Dear All,
I have a problem with bcftools roh and hope you can guide me to what may be causing this:
I run Example-1 of the Github: http://samtools.github.io/bcftools/howtos/roh-calling.html and see the output consists of a state (0:HW, 1:AZ) , and quality for each position that was in the original vcf file (test.vcf.gz).
I ham a bam file and like to get the exact same-format output for my list of positions. Here is how I generate the original .vcf (just in case that the way I am generating this is causing the issue that I explain later).
samtools mpileup -uf $FASTA ./myfile.bam -l ./dbSNP_chr9.bed | bcftools call -m -O z > roh.test.vcf.gz
This will provide a .vcf for 309 positions that I queried, and the header/rest of the vcf looks fine:
##FORMAT=<ID=PL,Number=G,Type=Integer,Description="List of Phred-scaled genotype likelihoods">
##FORMAT=<ID=GT,Number=1,Type=String,Description="Genotype">
...
##INFO=<ID=MQ,Number=1,Type=Integer,Description="Average mapping quality">
##bcftools_callVersion=1.3.1+htslib-1.3.1
##bcftools_callCommand=call -m -O z
#CHROM POS ID REF ALT QUAL FILTER INFO FORMAT mysample
9 421981 . G . 0 . DP=470;SGB=-0.379885;RPB=1;MQB=1;MQSB=1;BQB=1;MQ0F=0;AN=2;DP4=208,196,0,1;MQ=60 GT 0/0
9 422026 . T . 0 . DP=405;MQSB=1;MQ0F=0;AN=2;DP4=148,216,0,0;MQ=60 GT 0/0
9 3206113 . A . 0 . DP=338;MQSB=1;MQ0F=0;AN=2;DP4=219,79,0,0;MQ=60 GT 0/0
...
But when I try the command in the example, I only receive two lines (positions) in the output file as also noted in the stdout!

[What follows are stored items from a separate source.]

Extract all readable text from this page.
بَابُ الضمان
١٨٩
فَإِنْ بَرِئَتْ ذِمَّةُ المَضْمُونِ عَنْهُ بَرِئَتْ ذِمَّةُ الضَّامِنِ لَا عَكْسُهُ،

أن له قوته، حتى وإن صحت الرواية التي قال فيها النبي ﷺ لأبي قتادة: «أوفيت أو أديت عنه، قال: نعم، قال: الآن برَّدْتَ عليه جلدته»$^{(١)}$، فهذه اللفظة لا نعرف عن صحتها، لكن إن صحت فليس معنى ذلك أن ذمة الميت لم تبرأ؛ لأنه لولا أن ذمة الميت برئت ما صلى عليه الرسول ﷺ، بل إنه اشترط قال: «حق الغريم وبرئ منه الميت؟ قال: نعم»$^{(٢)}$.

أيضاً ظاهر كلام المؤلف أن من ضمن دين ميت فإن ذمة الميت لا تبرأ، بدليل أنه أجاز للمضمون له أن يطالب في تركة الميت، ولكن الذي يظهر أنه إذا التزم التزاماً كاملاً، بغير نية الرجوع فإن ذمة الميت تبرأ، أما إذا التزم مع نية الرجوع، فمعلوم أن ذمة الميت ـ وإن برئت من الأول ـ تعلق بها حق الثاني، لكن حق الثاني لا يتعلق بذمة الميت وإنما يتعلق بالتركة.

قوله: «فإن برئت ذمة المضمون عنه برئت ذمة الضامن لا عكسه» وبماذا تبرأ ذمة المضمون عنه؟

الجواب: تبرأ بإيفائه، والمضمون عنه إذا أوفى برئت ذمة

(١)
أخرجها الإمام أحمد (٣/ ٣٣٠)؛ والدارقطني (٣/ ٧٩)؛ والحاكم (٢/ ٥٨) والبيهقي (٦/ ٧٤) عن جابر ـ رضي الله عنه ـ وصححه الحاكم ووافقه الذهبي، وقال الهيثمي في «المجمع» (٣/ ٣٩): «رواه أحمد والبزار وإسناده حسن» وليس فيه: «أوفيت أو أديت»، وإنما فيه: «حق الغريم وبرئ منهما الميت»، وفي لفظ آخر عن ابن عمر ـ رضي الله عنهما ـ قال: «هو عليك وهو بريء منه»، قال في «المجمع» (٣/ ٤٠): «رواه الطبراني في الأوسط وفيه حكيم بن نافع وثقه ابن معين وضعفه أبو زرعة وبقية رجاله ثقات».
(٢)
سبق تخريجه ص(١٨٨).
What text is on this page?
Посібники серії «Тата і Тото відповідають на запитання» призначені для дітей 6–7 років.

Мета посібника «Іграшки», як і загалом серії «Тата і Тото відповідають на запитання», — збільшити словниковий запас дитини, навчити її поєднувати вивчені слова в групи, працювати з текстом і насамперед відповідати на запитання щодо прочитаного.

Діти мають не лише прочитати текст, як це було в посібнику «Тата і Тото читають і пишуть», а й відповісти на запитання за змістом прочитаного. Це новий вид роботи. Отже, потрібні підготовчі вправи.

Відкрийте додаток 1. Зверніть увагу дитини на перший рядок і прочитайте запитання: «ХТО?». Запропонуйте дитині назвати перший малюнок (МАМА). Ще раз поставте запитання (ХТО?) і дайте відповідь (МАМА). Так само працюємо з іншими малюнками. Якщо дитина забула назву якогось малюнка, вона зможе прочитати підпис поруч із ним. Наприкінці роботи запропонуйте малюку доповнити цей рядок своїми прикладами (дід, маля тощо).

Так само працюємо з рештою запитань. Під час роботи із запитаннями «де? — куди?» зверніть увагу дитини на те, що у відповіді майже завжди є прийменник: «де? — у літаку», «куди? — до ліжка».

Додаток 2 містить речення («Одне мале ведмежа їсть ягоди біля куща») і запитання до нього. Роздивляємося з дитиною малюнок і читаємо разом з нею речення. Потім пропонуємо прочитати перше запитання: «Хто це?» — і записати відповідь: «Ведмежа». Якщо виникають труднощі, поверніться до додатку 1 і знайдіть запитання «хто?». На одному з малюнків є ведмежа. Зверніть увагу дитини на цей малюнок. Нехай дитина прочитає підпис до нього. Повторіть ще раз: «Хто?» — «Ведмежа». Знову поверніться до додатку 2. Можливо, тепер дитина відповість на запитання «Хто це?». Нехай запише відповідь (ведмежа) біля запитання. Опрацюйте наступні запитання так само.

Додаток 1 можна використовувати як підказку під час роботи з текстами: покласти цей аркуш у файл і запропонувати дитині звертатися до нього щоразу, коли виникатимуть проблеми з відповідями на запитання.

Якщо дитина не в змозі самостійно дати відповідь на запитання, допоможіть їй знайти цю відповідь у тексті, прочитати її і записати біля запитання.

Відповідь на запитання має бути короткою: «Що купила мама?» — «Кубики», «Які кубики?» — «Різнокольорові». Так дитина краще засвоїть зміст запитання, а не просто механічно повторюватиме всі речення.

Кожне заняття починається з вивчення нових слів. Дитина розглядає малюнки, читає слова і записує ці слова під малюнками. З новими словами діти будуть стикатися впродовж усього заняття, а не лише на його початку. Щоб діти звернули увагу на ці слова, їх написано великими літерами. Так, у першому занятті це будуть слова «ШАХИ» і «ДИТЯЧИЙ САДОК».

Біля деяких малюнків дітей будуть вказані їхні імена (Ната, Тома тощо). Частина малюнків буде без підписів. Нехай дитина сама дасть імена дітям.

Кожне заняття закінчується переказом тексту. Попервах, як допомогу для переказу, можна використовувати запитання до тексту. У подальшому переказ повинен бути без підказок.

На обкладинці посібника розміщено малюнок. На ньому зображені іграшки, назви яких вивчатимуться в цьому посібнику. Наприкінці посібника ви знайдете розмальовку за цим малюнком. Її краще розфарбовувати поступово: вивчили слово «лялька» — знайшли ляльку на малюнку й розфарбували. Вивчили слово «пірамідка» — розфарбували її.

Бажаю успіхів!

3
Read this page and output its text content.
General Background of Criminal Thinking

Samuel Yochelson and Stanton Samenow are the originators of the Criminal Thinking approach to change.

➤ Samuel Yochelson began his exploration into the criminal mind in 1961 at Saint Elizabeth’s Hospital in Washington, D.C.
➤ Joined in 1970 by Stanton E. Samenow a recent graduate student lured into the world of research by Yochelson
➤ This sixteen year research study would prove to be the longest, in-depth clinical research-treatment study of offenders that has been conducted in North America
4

bcftools roh --AF-dflt 0.4 ./roh.test.vcf.gz
# This file was produced by: bcftools roh(1.3.1+htslib-1.3.1)
# The command line was: bcftools roh --AF-dflt 0.4 ./roh.test.vcf.gz
#
# [1]Chromosome [2]Position [3]State (0:HW, 1:AZ) [4]Quality
9 5009541 1 3.0
9 5125250 1 3.0
Number of lines: total/processed: 309/2
My .vcf has PL but I also tried skipping the PL scores with -G30 (as is in the example), just in case it had something to do with this but the answer was exactly the same.
I greatly appreciate if you could point me to what may be causing this.
Thank You,
nfarnoud
Yes, it's puzzling. No error. But as noted in the stdout (last line of the block above) it says 2 (out of 309) lines are processed with no further explanation:
Number of lines: total/processed: 309/2
The genotypes that you have posted are each 0/0, i.e., homozygous reference. How are the remaining genotypes in your input file? Why are there only 309 variants? Are they scattered genome-wide? Note that, for ROH to do its work, the variants have to be a certain distance apart. For example, one cannot detect ROH with accuracy by processing 3 variants that span a region of 1 megabase.
The distance between variants is something I did not take into consideration! The reason that there are 309 variants is that I wanted to query LOH only on a specific chromosome (chr 9) and also I am working with a targeted assay. So what I did was finding all dbSNP snps that fall within my assay's .bed file and queried them using the 1st command (samtools + bcftools), and then used the resultant .vcf file as the input to roh command. About genotypes: most of the SNPs look homozygous in chr9 if we look only at GT field, however the percentage contribution of REF/ALT alleles for homozygous-called SNPs is still quite different (DP4) and that is why I thought the roh command may model those per-allele-frequencies and generate a different call. I may have not used the right approach to answer my question.
Yes, basically, you require a high density of genotypes in order to accurately make a ROH call. I have used exome-seq data in the past for ROH analysis. You may have to play around with the parameters.
Another option is to use PLINK's ROH implementation.
@kevin Thanks a lot. I came across that in searches, will give it try. Thanks again for your help and input!